Nouvel Observateur, 12 février 2009
Pour célébrer à sa manière le 50
e anniversaire de la révolution cubaine, Eduardo Manet raconte la femme cachée de Fidel Castro. En 1958, une fillette bourgeoise serait devenue « l’amour clandestin du chef de la guérilla ». Le romancier en fait l’héroïne anonyme d’une saga riche en conquêtes politiques et romantiques : abandonnant son enfance heureuse dans une famille illustre de Camagüey, elle s’engage clandestinement dans un mouvement de résistance contre la dictature Batista, pour finalement rejoindre les combattants de la sierra Maestra sous les ordres de Castro ; mais, en « pauvre folle romantique », elle tombe rapidement amoureuse… et dans l’oubli. Alors qu’elle croyait à « l’amour à l’état pur », elle est contrainte d’accepter que « la seule et véritable épouse du commandant, c’est la révolution ». Chez la jeune femme, la lutte pour l’indépendance et la liberté consiste donc, surtout, à faire le deuil de cet amant métamorphosé par la gloire.
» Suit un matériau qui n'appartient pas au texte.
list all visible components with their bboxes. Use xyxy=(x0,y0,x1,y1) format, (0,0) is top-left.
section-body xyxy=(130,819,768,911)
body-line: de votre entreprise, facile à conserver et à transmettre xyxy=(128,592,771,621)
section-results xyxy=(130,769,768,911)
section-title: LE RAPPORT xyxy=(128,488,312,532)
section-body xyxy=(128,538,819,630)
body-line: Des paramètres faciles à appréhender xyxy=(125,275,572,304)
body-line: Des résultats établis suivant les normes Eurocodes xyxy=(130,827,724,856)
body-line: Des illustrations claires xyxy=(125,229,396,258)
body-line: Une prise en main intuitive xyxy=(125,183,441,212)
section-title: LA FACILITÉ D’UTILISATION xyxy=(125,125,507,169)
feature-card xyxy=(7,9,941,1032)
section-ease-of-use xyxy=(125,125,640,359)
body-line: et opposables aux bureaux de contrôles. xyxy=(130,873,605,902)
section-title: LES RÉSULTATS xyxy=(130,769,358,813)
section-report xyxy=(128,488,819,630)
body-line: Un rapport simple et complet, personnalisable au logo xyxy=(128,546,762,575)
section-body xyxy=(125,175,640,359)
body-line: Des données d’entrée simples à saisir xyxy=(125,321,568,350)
Après une phase dépressive, elle voyage aux Etats-Unis, en Autriche, s’installe en Suède, devient psychanalyste, épouse un scientifique. Bien que loin de Cuba, cette nouvelle vie rangée, dérive parfois en ronde funèbre, quand les amis d’enfance resurgissent, que les proches disparaissent et que s’annonce un dernier voyage sur l’île. Exalté, saturé de « faits d’armes et d’états d’âme », ce « tour sur le manège des souvenirs » est sans doute un peu celui de l’auteur. Longtemps compagnon de route des révolutionnaires, ami de jeunesse de Raul Castro, Eduardo Manet s’est lui aussi exilé pour différend idéologique avec Fidel. Depuis, l’écrivain a choisi la France et témoigne de son parcours dans « Mes années Cuba ». Cette liaison déçue lui permet une nouvelle fois d’évoquer l’histoire mouvementée de son pays, dans un roman aussi passionnant pour nous que le Lider maximo le fut par sa malheureuse maîtresse.

Camille Tenneson



L’indépendant du samedi 24 janvier 2009
(…) « La maîtresse du commandant Castro » est un grand roman d’amour qui commence de manière un peu poussive, peut être parce que Manet a toujours quelques difficultés à montrer un Castro aimable et séduisant, mais qui prend rapidement un rythme soutenu et dresse un superbe portrait de femme. Il est à prendre à plusieurs niveaux : celui d’une grande fresque romanesque et celui d’une analyse profonde et subtile de ce que furent les années Castro, de la révolution à nos jours, pour tous les Cubains. Ardent partisan du Castro des premières heures, puis grand déçu du castrisme, c’est aussi, finalement sa propre histoire que nous raconte Eduardo Manet.